Adding up all ascii values doesn't work: [d = 100, e = 101] and [c = 99, f = 102]. Obviously both add up to 201 with different letters.

Is there an algorithm with some operations that would make that value unique?

Thanks!
marbles

MrViggy
April 5th, 2010, 11:11 AM
SHA1 (http://en.wikipedia.org/wiki/SHA1) is one algorithm that might work for you.

Viggy

nuzzle
April 6th, 2010, 02:49 PM
Is there an algorithm with some operations that would make that value unique?


Why not just store the characters as a string. It's a single value and it's unique.

marbles
April 6th, 2010, 04:43 PM
Why not just store the characters as a string. It's a single value and it's unique.

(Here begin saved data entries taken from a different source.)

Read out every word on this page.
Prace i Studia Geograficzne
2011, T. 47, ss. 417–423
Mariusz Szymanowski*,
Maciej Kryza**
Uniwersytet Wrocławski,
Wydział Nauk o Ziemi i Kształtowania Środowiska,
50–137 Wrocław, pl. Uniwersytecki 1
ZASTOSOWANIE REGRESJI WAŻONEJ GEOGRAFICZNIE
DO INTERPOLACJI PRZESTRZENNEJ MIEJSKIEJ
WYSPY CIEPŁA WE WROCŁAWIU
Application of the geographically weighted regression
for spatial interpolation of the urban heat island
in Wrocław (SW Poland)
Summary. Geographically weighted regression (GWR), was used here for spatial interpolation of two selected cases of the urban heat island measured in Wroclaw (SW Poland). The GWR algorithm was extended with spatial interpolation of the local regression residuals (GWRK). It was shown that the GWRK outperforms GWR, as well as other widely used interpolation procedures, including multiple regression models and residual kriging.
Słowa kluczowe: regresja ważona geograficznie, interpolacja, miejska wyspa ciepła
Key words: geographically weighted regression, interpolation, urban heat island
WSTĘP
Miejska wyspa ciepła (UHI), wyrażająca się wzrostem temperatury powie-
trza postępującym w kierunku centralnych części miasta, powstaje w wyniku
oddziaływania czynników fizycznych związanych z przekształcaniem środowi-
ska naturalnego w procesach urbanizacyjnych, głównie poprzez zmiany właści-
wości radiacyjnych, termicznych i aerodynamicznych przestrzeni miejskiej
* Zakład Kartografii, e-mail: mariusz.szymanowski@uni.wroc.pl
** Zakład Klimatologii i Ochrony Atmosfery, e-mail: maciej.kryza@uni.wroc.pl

The problem is that the order doesn't matter: [a,b,c] and [b,c,a] should result in the same value. I tried generating all permutations and compare with a given string. But that gets huge the more characters there are.

Thanks

nuzzle
April 6th, 2010, 04:56 PM
The problem is that the order doesn't matter: [a,b,c] and [b,c,a] should result in the same value.


Just sort the strings. Then both [a,b,c] and [b,c,a] will turn out [a,b,c] and be equal.